A non-MQA process does not “correct” for the A/D and D/A filtering. If those are important, your statement is inaccurate. Moreover, the use of complementary short filters on both sides of the chain is not available without a complete codec. The use of short filters is tied to MQA’s ideas on the importance of time resolution.
I’m glad you referred to these as your opinion since there are no verified or published listening tests supporting any of this, either your opinions or MQA’s claims. It would be useful if those were done.
“A non-MQA process does not “correct” for the A/D and D/A filtering. If those are important, your statement is inaccurate” - Adaptive digital filtering is a standard feature of most modern digital-to-analog converters, whether implemented based on FPGA+DAC, integrated general-purpose SoC, or dedicated audio DAC chip (like ESS Sabre). They all have the ability to convolutionally correct the signal, most do it (sometimes after a few iterations of firmware.) Filtering serves multiple purposes and can be/is implemented at encoding, decoding and/or on both sides.
“The use of short filters is tied to MQA’s ideas on the importance of time resolution.” - Again, MQA does not have exclusivity in any aspect of sound reproduction, and especially not in constriction of impulse response filters.
You correct filtering by pre- or post-filtering with another filter(s). In this case, one of several designs that removes the pre and post ring of the original filter, thereby changing the combined impulse response. There are other aspects that can be changed, for example removal of modulation noise and (some) correction for failures related to dithering. You might read through their white glove treatment on restoring old CDs to get some idea of the processes involved.
The concepts of MQA have been published in a peer reviewed journal. Listening tests are still important.
all digital processing that takes a signal from analog back to analog uses a filtering chain of some sort. Design is key. No reconstructed analog signal can be 100% lossless. It’s a matter of what part of the signal you preserve.
Can you please explain the process of MQA folding and unfolding? Maybe that helps to understand, why there are statements like MQA is 13 bit, MQA is not lossless, but on the other side MQA is HiRes.
Agh.
The simplest place to start is reading Bob Stuart’s folding analysis on the MQA website under “Bob talks”. From there you can read their patents and peer reviewed papers for an overview.
The 13 bit comment is a misunderstanding of their patent diagrams, and is explained in the text of the patent. Patents are in any case only illustrative and not the actual product.
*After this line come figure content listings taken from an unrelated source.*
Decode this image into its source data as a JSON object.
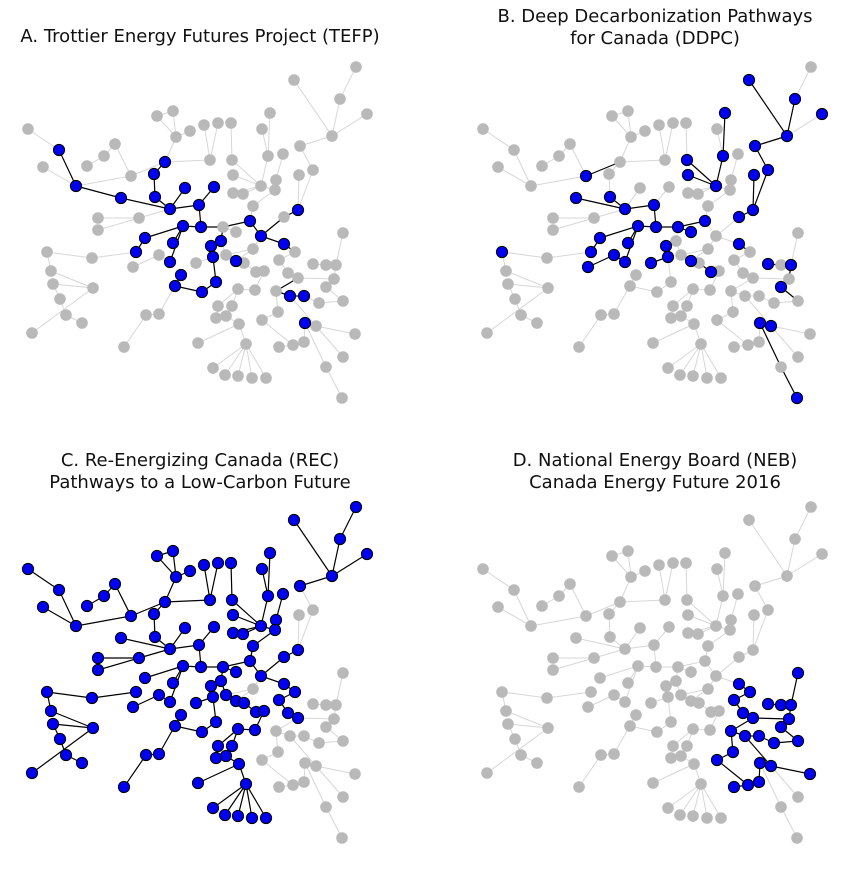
{
  "figure": {
    "panels": [
      {
        "id": "A",
        "title_lines": [
          "A. Trottier Energy Futures Project (TEFP)"
        ]
      },
      {
        "id": "B",
        "title_lines": [
          "B. Deep Decarbonization Pathways",
          "for Canada (DDPC)"
        ]
      },
      {
        "id": "C",
        "title_lines": [
          "C. Re-Energizing Canada (REC)",
          "Pathways to a Low-Carbon Future"
        ]
      },
      {
        "id": "D",
        "title_lines": [
          "D. National Energy Board (NEB)",
          "Canada Energy Future 2016"
        ]
      }
    ],
    "colors": {
      "highlight_node": "#0000f0",
      "background_node": "#b9b9b9",
      "background_edge": "#d7d7d7",
      "highlight_edge": "#000000"
    }
  }
}
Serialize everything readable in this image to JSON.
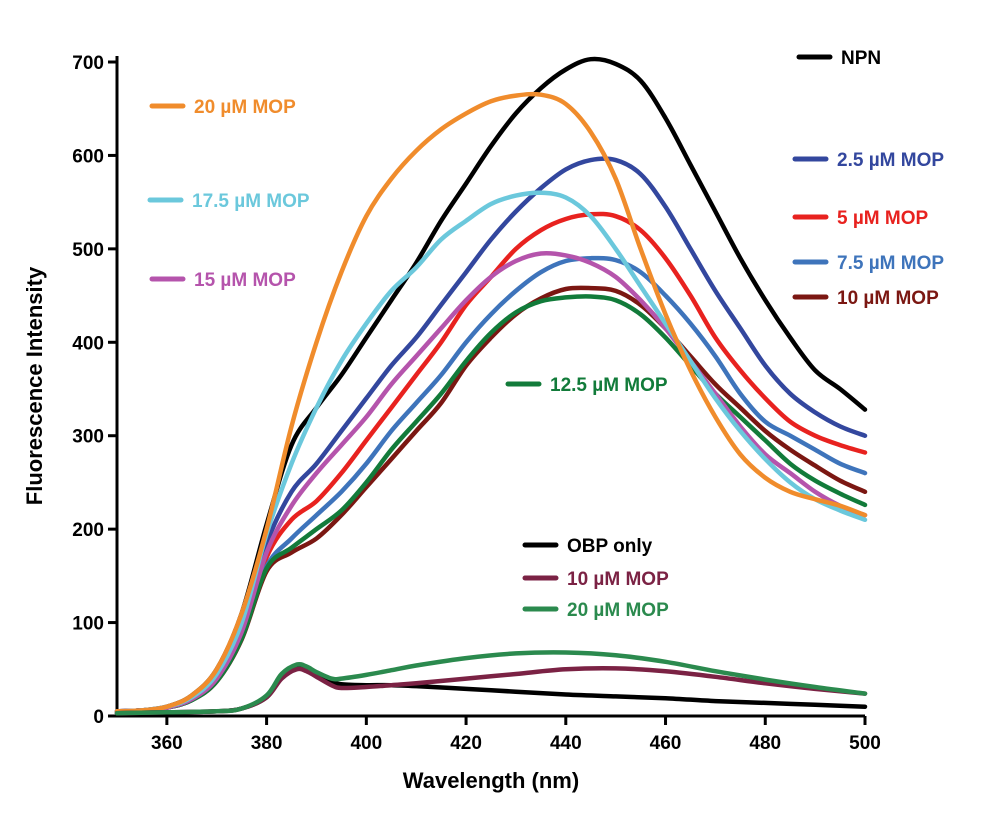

MQA obviously is not lossless in the sense of reproducing the exact output prior to encoding or it couldn’t reduce the data rate. It is said to be lossless because it retains the audible data plus much of the existing ultrasonic region but not the noise, neither that at very high ultrasonic frequencies nor that lying at bit depths well below the noise floor of the recording. The retained region, according to their research, is the same as what you would hear in a standard PCM high res recording except that additional inaudible noise would also be present.